Homeless people — many of them from the city of Las Vegas’ Courtyard Homeless Resource Center — wore red shirts Wednesday morning as they joined a City Hall protest against a proposed ordinance that would make it illegal to camp or sleep downtown or in residential areas if shelter beds are available.
As soon as the event ended, they tossed the shirts, which had been given to them by the city, in the trash.
The mass discard was a symbol of their distaste for the ordinance put forward by Mayor Carolyn Goodman. The measure was introduced Wednesday and scheduled for discussion at a Nov. 6 meeting.
“The mayor has said this is about compassion. That’s ridiculous. There’s nothing compassionate about jailing and ticketing people for not having a home,” said Emily Paulsen, executive director of the Nevada Homeless Alliance, which helped organize the protest.
“We want the City Council and the mayor to pull this bill immediately,” she said. “If it’s not, we’ll be back.”
About two dozen people participated in the protest. About half of them were advocates for the homeless and affordable housing. The other half were homeless themselves.
They gathered outside as the council met inside and approved a motion by Goodman to bring the ordinance up for discussion and debate at the first City Council meeting in November, skipping a recommending committee meeting typically used when ordinances are introduced.
The homeless wore name tags during the protest Wednesday so the City Council would know their names.
“These are homeless friends,” said Merideth Spriggs with the nonprofit homeless agency Caridad. “This is who you’re sending to jail. This is who you’re going to give these $1,000 fines to. These are the faces … Please look at them, because that’s who you’re going to punish.”
The new bill is meant to target the influx of homeless people camping downtown and other residential areas, which has spurred public health and sanitation concerns, particularly near businesses and places where food is processed, officials said.
It’s also intended to encourage those people to use services provided at the city’s 24/7 courtyard or services provided at other nonprofits.
Paulsen said the bill would only increase mistrust between the homeless, law enforcement and service providers, create legal issues for the homeless and cost taxpayers if it results in more homeless people being jailed — money that could be better used investing in affordable housing.
The homeless people in attendance agreed.
“This is like the Keystone Kops. Human rights are being violated,” said Joe Boyd, who wore a pin that read, “Housing not handcuffs.”
Another homeless man, Chad Francis, said he has been homeless for about eight months after he lost his job and ID. He said he understood the city’s stance, but he thinks there is a better solution.
“We’re in the conundrum, I used to camp out on Foremaster, but the city removed those camps,” Francis said.
“I see the city’s point of view. If I was them, I wouldn’t want trash and urine on the streets, but I think legislation could be put in that could regulate that,” he said. “We can work together.”
Some homeless advocates say the ordinance is a moot point, as there are about 1,800 emergency shelter beds in Clark County that are often at or near capacity. Ninety-one percent of them were full the night of the county’s annual homeless census in January.

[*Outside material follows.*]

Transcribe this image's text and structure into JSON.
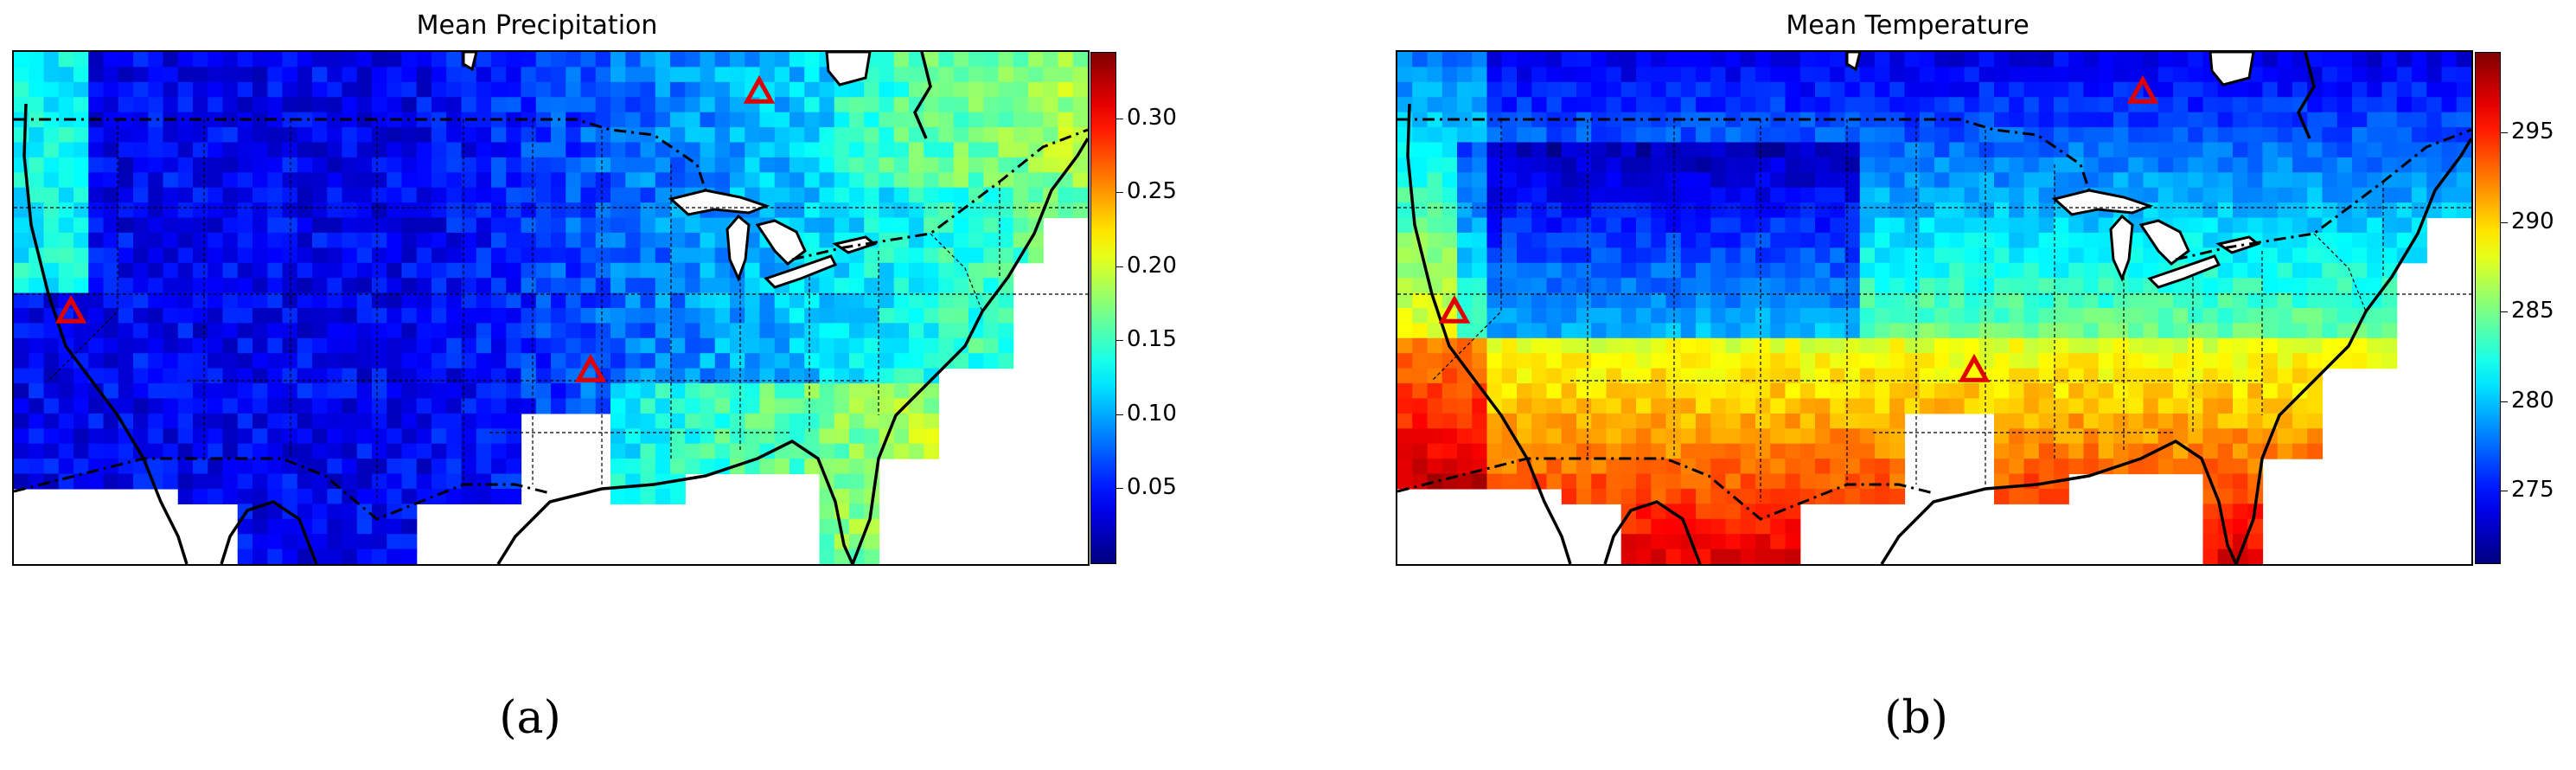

“I can’t see any way that an ordinance like this could be enforced fairly if it is even enforceable at all. The problems Southern Nevada and its homeless community members are facing cannot be solved with punitive policies, and criminalization is not a substitute for housing or services,” said Sherrie Royster, legal director of the American Civil Liberties Union of Nevada.
Since the ordinance was announced last week, more than 300 individuals and organizations have joined a coalition opposing the bill, according to the ACLU of Nevada.

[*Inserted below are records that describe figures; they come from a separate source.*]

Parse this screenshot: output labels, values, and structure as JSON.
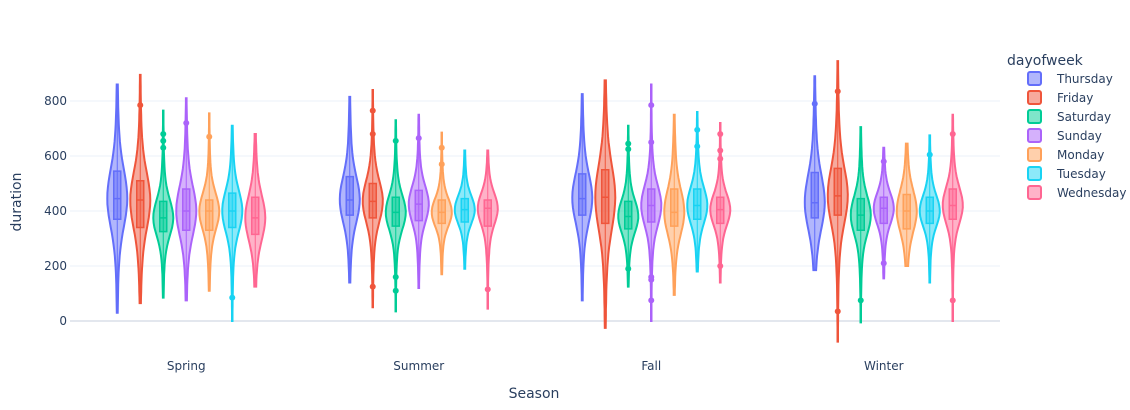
{
  "chart_data": {
    "type": "violin",
    "xlabel": "Season",
    "ylabel": "duration",
    "categories": [
      "Spring",
      "Summer",
      "Fall",
      "Winter"
    ],
    "yticks": [
      0,
      200,
      400,
      600,
      800
    ],
    "ylim": [
      -90,
      960
    ],
    "grid": true,
    "legend": {
      "title": "dayofweek",
      "placement": "right"
    },
    "series": [
      {
        "name": "Thursday",
        "color": "#636efa",
        "stats": [
          {
            "min": 30,
            "q1": 370,
            "median": 445,
            "q3": 545,
            "max": 860,
            "outliers": []
          },
          {
            "min": 140,
            "q1": 385,
            "median": 440,
            "q3": 525,
            "max": 815,
            "outliers": []
          },
          {
            "min": 75,
            "q1": 385,
            "median": 445,
            "q3": 535,
            "max": 825,
            "outliers": []
          },
          {
            "min": 185,
            "q1": 375,
            "median": 430,
            "q3": 540,
            "max": 890,
            "outliers": [
              790
            ]
          }
        ]
      },
      {
        "name": "Friday",
        "color": "#ef553b",
        "stats": [
          {
            "min": 65,
            "q1": 340,
            "median": 440,
            "q3": 510,
            "max": 895,
            "outliers": [
              785
            ]
          },
          {
            "min": 50,
            "q1": 375,
            "median": 435,
            "q3": 500,
            "max": 840,
            "outliers": [
              765,
              680,
              125
            ]
          },
          {
            "min": -25,
            "q1": 355,
            "median": 450,
            "q3": 550,
            "max": 875,
            "outliers": []
          },
          {
            "min": -75,
            "q1": 385,
            "median": 455,
            "q3": 555,
            "max": 945,
            "outliers": [
              835,
              35
            ]
          }
        ]
      },
      {
        "name": "Saturday",
        "color": "#00cc96",
        "stats": [
          {
            "min": 85,
            "q1": 325,
            "median": 375,
            "q3": 435,
            "max": 765,
            "outliers": [
              680,
              655,
              630
            ]
          },
          {
            "min": 35,
            "q1": 345,
            "median": 395,
            "q3": 450,
            "max": 730,
            "outliers": [
              655,
              160,
              110
            ]
          },
          {
            "min": 125,
            "q1": 335,
            "median": 380,
            "q3": 435,
            "max": 710,
            "outliers": [
              645,
              625,
              190
            ]
          },
          {
            "min": -5,
            "q1": 330,
            "median": 385,
            "q3": 445,
            "max": 705,
            "outliers": [
              75
            ]
          }
        ]
      },
      {
        "name": "Sunday",
        "color": "#ab63fa",
        "stats": [
          {
            "min": 75,
            "q1": 330,
            "median": 400,
            "q3": 480,
            "max": 810,
            "outliers": [
              720
            ]
          },
          {
            "min": 120,
            "q1": 365,
            "median": 425,
            "q3": 475,
            "max": 750,
            "outliers": [
              665
            ]
          },
          {
            "min": 0,
            "q1": 360,
            "median": 420,
            "q3": 480,
            "max": 860,
            "outliers": [
              785,
              650,
              160,
              150,
              75
            ]
          },
          {
            "min": 155,
            "q1": 355,
            "median": 410,
            "q3": 450,
            "max": 630,
            "outliers": [
              580,
              210
            ]
          }
        ]
      },
      {
        "name": "Monday",
        "color": "#ffa15a",
        "stats": [
          {
            "min": 110,
            "q1": 330,
            "median": 400,
            "q3": 440,
            "max": 755,
            "outliers": [
              670
            ]
          },
          {
            "min": 170,
            "q1": 355,
            "median": 395,
            "q3": 440,
            "max": 685,
            "outliers": [
              630,
              570
            ]
          },
          {
            "min": 95,
            "q1": 345,
            "median": 395,
            "q3": 480,
            "max": 750,
            "outliers": []
          },
          {
            "min": 200,
            "q1": 335,
            "median": 400,
            "q3": 460,
            "max": 645,
            "outliers": []
          }
        ]
      },
      {
        "name": "Tuesday",
        "color": "#19d3f3",
        "stats": [
          {
            "min": 0,
            "q1": 340,
            "median": 400,
            "q3": 465,
            "max": 710,
            "outliers": [
              85
            ]
          },
          {
            "min": 190,
            "q1": 360,
            "median": 405,
            "q3": 445,
            "max": 620,
            "outliers": []
          },
          {
            "min": 180,
            "q1": 370,
            "median": 420,
            "q3": 480,
            "max": 760,
            "outliers": [
              695,
              635
            ]
          },
          {
            "min": 140,
            "q1": 355,
            "median": 400,
            "q3": 450,
            "max": 675,
            "outliers": [
              605
            ]
          }
        ]
      },
      {
        "name": "Wednesday",
        "color": "#ff6692",
        "stats": [
          {
            "min": 125,
            "q1": 315,
            "median": 375,
            "q3": 450,
            "max": 680,
            "outliers": []
          },
          {
            "min": 45,
            "q1": 345,
            "median": 410,
            "q3": 440,
            "max": 620,
            "outliers": [
              115
            ]
          },
          {
            "min": 140,
            "q1": 355,
            "median": 405,
            "q3": 450,
            "max": 720,
            "outliers": [
              680,
              620,
              590,
              200
            ]
          },
          {
            "min": 0,
            "q1": 370,
            "median": 420,
            "q3": 480,
            "max": 750,
            "outliers": [
              680,
              75
            ]
          }
        ]
      }
    ]
  }
}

In a series of posts on Twitter on Monday, Goodman said the ordinance was designed to help direct people to the courtyard, located on Foremaster Lane and Las Vegas Boulevard, and other nonprofit services “to connect those in need and help break the cycle of homelessness.”
“The city believes the ordinance will be a benefit to the homeless population, while at the same time protecting the health and safety of the entire community,” she wrote. “The city has always demonstrated compassion for the needs of the growing homeless population, understanding the public safety of everyone is a top priority.”
Among those attending the protest was former U.S. Housing and Urban Development Secretary Julian Castro, a Democratic candidate for president.
“To some people it may seem that if you get homeless folks out of sight, and perhaps out of mind, that that’s an improvement. But that’s a lie,” he said.
Castro previously served as mayor of San Antonio, Texas, whose courtyard for the homeless served as a loose blueprint for the Las Vegas facility.
He said Wednesday that he understands why some people choose not to seek shelter in a homeless courtyard.
“There are people that are afraid to stay in the courtyard. There are people with other needs that compel them not to go to that homeless courtyard,” he said. “You shouldn’t treat them like criminals. You should continue to work with them so they get their needs met.”